The researchers produced their gold-functionalized nanorattle by immersing hollow mesoporous silica nanospheres with a solid inner silica core in a solution of tetrachloride aurate (HAuCl4) and then heating. Reactive alkylamino groups left in the core of the nanosphere as a result of the nanorattle preparation process served as reducing agents and stabilizers for the growth of a gold nanoparticle inside the shell. In this procedure, the nanorattle effectively acts as a nanoreactor for the controllabe formation of the gold nanoparticle.

The researchers showed that this hybrid nanomaterial has high catalytic activity and good reusability for the reduction of aromatic nitro compounds to their corresponding amino derivatives. The scope of the researchers’ new method for creating nanomaterials for other applications is potentially vast. “By controlling the shape and composition of the core inside the silica nanorattles, these types of structures could be used in plasmonics, sensing and imaging,” says Tang.

The future focus of the work, according to Tang, will be the synthesis of a variety of functional nanorattle structures, including the preparation of gold cores of different shapes.

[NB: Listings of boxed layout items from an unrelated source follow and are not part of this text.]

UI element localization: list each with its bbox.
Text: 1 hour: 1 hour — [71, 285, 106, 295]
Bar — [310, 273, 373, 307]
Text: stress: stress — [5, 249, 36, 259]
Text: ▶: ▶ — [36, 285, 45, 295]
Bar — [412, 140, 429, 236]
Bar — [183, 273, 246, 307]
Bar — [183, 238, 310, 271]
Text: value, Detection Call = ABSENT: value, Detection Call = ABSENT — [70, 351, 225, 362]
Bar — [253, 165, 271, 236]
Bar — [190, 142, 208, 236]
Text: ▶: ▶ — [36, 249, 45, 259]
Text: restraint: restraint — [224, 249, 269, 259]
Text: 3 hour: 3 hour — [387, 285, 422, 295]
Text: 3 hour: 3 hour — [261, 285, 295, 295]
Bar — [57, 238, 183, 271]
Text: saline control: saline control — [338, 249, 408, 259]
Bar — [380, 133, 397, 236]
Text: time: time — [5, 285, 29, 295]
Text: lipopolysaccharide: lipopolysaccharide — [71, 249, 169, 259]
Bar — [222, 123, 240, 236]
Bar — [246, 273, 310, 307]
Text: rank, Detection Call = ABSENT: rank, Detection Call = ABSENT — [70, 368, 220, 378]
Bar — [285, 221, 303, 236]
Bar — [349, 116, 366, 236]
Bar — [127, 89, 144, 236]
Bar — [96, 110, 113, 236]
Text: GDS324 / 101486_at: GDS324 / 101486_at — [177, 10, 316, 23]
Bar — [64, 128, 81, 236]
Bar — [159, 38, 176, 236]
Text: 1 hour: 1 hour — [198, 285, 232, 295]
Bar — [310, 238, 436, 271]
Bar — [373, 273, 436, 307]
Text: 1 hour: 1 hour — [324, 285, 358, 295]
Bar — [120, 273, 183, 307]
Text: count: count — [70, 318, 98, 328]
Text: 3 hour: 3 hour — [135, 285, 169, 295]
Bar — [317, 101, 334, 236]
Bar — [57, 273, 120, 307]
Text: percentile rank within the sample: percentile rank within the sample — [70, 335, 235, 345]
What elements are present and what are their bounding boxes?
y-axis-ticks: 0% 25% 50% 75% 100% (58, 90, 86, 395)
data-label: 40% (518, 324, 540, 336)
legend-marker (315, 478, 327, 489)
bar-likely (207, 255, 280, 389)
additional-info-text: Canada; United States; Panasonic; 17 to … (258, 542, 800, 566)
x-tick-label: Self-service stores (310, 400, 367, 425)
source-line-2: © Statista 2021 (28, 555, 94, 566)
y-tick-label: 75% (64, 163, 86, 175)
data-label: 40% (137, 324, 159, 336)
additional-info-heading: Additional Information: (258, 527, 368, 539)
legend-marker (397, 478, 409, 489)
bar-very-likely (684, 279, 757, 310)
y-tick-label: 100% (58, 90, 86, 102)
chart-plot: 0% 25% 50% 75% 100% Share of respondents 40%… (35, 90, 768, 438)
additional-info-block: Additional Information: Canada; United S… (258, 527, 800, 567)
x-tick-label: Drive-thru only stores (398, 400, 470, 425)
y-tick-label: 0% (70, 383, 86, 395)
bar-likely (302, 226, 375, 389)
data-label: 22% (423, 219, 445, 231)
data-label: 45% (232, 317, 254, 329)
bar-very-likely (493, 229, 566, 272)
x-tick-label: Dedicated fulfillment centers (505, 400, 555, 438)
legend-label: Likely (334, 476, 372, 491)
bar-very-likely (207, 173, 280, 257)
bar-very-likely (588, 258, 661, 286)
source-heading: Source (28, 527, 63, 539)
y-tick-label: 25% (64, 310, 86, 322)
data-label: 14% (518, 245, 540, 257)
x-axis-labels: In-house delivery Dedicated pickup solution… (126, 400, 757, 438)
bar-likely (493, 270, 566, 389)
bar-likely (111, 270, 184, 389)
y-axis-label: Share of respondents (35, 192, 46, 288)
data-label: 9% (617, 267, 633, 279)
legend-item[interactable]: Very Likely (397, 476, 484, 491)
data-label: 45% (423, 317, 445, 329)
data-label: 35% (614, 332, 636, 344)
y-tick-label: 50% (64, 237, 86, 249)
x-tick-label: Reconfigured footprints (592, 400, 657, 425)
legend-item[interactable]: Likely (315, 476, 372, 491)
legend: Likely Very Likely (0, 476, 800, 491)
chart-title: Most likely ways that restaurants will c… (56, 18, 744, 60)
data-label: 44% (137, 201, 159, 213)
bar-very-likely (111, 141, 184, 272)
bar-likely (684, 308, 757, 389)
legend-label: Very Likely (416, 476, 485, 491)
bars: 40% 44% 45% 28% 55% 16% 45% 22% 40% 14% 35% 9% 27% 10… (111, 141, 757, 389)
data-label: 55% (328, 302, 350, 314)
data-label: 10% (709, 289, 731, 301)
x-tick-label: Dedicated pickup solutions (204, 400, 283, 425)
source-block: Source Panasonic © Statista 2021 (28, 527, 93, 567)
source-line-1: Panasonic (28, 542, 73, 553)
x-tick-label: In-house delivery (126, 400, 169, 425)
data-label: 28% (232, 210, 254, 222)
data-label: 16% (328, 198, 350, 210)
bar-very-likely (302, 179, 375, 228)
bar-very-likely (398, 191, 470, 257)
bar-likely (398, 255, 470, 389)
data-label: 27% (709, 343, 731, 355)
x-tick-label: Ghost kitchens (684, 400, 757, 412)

The incorporation of cores of differing composition may result in various optical and magnetic properties. “A silica nanorattle with a magnetic core could have potential biomedicine applications, such as drug delivery, intracellular imaging and magnetic resonance imaging.”Transmission electron microscopy image of a mesoporous silica nanorattle (mesoporous shell and solid silica core) containing a gold nanoparticle (black spot in this image).